Comey testified to the Senate Intelligence Committee on Thursday in his first public appearance since Trump fired him on May 9. He said he had documented his conversations with Trump in memos because he was concerned the president would lie about them. He told the panel he asked a friend to release a memo on a meeting in which Trump suggested he drop the Flynn investigation after Trump threatened on Twitter to release “tapes” of their conversations after firing him.
Kasowitz issued his statement first by e-mail, with uncorrected typographical errors, and later in a verbal statement delivered at the National Press Club in Washington. He took no questions.
“Mr. Comey admitted that he unilaterally and surreptitiously made unauthorized disclosures to the press of privileged communications with the president,” Kasowitz said. He didn’t describe in what way the conversation was privileged.
Comey said he hoped the release of his memo would result in the appointment of a special counsel to oversee an FBI investigation into Russian meddling in the 2016 election.

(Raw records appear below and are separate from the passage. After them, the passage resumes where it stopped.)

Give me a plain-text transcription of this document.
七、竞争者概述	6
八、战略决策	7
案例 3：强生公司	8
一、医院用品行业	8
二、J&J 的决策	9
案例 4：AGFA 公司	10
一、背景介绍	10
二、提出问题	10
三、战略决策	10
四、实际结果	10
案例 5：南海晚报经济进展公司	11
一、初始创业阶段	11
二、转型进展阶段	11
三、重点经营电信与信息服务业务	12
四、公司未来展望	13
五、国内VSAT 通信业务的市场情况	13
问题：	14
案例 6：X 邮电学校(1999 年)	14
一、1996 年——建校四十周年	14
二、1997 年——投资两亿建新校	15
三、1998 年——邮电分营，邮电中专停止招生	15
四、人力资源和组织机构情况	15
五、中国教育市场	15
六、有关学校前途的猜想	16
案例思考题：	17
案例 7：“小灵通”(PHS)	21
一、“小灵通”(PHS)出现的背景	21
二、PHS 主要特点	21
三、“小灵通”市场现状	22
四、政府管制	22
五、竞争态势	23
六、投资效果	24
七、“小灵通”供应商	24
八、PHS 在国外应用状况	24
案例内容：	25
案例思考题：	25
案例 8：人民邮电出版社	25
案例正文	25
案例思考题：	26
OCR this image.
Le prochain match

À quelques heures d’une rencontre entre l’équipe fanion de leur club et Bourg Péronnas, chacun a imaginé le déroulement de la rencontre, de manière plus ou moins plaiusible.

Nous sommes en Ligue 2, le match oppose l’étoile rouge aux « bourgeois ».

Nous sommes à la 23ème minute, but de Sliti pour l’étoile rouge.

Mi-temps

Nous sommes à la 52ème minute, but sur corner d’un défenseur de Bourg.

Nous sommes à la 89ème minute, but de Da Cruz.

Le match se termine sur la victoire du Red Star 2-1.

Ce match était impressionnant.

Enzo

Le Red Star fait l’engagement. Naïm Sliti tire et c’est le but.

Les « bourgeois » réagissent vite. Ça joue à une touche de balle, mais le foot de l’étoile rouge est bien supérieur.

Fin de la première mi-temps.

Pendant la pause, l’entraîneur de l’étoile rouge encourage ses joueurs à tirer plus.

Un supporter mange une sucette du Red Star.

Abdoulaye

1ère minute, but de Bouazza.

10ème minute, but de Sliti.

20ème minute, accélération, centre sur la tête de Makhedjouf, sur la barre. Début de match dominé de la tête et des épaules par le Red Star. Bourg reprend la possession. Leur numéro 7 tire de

The New York Times first reported on the memo May 16, and former FBI director Robert Mueller was appointed as special counsel on May 17.
Kasowitz described Comey’s testimony -- in which the former FBI chief said he felt Trump had directed him to drop the Flynn investigation -- as exonerating the president.
“In sum, it is now established that the president was not being investigated for colluding with or attempting to obstruct that investigation,” Kasowitz said in his written statement. “These important facts for the country to know are virtually the only facts that have not been leaked during the course of these events.”
“The president feels completely vindicated,” Kasowitz added when he stepped before the cameras.